Gençlere de seslenen Müftü Soykök şunları söyledi: “Sevgili gençler! Bizler büyükleriniz olarak, bir önceki nesil olarak sizlere çok güzel bir dünya bırakamamış olabiliriz. Maalesef yaşadığımız dünyanın dört bir tarafında savaşlar, mültecilik, açlık ciddi anlamda dünyanın aslı problemlerinden birisidir. Dünyanın dört bir yanında patlayan bombalar var. Aylan bebekler var. Sizler üzülüyorsunuz.

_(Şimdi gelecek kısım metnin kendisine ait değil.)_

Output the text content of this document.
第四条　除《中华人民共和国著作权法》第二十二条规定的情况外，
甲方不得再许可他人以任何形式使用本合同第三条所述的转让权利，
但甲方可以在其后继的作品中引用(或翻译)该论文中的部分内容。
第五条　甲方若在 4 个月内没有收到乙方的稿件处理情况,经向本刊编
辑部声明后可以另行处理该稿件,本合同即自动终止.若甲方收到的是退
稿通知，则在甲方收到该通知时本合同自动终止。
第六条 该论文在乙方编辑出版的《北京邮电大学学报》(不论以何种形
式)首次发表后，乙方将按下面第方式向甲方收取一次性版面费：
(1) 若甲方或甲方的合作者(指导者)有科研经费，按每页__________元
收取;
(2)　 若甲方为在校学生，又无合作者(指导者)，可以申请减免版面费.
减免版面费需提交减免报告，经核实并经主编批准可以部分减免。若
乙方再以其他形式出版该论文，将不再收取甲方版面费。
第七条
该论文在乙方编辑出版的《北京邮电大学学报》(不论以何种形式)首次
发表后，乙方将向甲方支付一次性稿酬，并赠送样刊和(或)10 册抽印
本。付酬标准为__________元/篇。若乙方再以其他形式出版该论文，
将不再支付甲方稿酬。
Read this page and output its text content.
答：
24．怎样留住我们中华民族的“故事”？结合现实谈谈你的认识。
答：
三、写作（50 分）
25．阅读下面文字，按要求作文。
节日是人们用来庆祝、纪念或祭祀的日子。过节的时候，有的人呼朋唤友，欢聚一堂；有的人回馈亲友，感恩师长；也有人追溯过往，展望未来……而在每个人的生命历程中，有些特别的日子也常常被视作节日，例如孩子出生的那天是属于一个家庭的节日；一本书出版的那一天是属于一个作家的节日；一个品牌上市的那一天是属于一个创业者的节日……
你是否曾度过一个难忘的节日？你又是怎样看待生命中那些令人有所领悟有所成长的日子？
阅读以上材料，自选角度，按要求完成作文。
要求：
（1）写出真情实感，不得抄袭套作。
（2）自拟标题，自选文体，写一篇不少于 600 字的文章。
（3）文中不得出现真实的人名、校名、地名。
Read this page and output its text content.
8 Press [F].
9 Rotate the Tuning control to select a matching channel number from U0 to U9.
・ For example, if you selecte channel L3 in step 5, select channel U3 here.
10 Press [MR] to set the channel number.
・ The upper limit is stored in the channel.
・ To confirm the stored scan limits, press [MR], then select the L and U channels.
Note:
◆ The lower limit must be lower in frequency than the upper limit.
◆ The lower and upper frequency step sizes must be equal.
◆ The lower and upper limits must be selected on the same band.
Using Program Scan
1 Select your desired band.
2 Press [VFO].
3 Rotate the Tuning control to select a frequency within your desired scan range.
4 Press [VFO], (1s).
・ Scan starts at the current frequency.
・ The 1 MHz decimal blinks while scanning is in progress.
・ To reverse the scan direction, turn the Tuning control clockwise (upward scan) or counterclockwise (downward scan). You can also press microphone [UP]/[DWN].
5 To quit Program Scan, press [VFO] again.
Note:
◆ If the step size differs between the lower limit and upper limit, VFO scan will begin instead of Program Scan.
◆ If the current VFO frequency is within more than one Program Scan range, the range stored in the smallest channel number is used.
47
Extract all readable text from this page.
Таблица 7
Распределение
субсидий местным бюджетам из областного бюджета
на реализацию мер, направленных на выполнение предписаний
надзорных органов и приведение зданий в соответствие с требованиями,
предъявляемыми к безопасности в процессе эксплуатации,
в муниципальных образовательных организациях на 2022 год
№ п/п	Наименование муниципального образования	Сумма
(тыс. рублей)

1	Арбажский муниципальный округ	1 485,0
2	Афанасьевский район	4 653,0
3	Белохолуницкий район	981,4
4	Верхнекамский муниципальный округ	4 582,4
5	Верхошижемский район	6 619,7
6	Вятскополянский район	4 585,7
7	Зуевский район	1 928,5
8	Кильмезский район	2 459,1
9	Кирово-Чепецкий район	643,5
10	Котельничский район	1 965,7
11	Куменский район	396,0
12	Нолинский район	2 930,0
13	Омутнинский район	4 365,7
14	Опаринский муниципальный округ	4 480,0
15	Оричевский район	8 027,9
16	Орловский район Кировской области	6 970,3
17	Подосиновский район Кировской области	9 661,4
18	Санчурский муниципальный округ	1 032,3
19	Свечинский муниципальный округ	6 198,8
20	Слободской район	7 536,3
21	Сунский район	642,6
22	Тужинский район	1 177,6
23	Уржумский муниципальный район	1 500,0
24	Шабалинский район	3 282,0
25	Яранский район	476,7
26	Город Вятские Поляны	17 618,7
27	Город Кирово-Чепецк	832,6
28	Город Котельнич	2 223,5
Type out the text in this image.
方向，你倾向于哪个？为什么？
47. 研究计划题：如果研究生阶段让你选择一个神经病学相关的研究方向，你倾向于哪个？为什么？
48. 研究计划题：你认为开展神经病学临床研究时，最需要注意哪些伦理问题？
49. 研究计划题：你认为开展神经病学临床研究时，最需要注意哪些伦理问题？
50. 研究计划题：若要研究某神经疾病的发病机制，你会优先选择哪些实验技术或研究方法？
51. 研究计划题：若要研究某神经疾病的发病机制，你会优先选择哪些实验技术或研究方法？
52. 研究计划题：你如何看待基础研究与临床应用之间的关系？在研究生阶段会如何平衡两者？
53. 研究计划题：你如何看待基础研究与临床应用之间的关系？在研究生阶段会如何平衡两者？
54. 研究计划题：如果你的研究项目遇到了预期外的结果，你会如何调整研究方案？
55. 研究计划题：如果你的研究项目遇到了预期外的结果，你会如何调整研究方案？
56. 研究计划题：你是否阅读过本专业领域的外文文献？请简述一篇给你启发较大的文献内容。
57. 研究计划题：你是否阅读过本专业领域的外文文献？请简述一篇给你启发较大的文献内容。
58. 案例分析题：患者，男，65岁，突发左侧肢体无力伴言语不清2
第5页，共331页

Bütün bunların böyle olmaması gerektiğine inanıyorsunuz. Siz böyle bir dünya ile karşılaştınız ama böyle bir dünyaya mahkum değilsiniz. Bu dünyayı yaşanılabilir kılmak sizin elinizde. Genç demek yüreği ile konuşan kalbi ile düşünen insan demektir. Yeter ki siz merhameti önceleyin. Yeter ki siz adaleti önceleyin. Efendimiz (S.A.V)’in insanlığın geleceğine dair söylediği ne varsa hangi hakikatler varsa bunlar siz gençlerin heyecanı ile buluştuğunda yaşadığımız dünya her zamankinden daha güzel olacaktır.”
“Mevlana, ölümü bir yokluk olarak görmez”
Program MCBÜ Fen Edebiyat Fakültesi Öğretim Üyesi Prof. Dr. Kenan Erdoğan’ın ’Mevlana ve Mevlevilik’ konulu konferansı ile devam etti. Mevlana’nın hayatını anlatarak konuşmasına başlayan Fen Edebiyat Fakültesi Öğretim Üyesi Prof. Dr. Kenan Erdoğan, “Büyük mutasavvıf, Mevlana Celaleddin-i Rumi’nin babası büyük alim ve mutasavvıf Bahaeddin Veled’dir. 1207 yılında bugünkü Afganistan’ın sınırlarındaki Belh şehrinde doğdu, daha sonra Konya’ya göç etti. 17 Aralık 1273 yılında da burada vefat etti. Aralık ayı bize Şeb-i Arus, Düğün Gecesi, Mevlevilikte Mevlânâ Celaleddin-i Rumi’nin öldüğü geceyi hatırlatır. Mevlana, bu geceyi Rabb’ine, sevgiliye kavuşma gecesi olarak düşündüğü için Düğün Gecesi olarak adlandırılır. ’Öldükten sonra bizim mezarımızı yeryüzünde aramayınız, arif kişilerin gönlü bizim mezarımızdır.’ Diyen Mevlana, dünya hayatının gurbet olduğunu beyitlerinde bizlere söyler. Dolayısıyla Mevlana, ölümü bir yokluk olarak görmez, yeniden dirilmek olarak görür. Mevlana Celaleddin-i Rumi, ahlak, ilim ve akıl yolunda insanlığa sevgi ve birlik mesajları vermiştir. O sebeple Mevlana, sevginin, merhametin, kardeşliğin ve hoşgörünün sembolüdür” şeklinde konuştu.
Program Sultan Cami İmam Hatibi Ömer Faruk Altunağa’nın Tasavvuf müziği konseri ile devam ederken sema gösterisi ile sona erdi.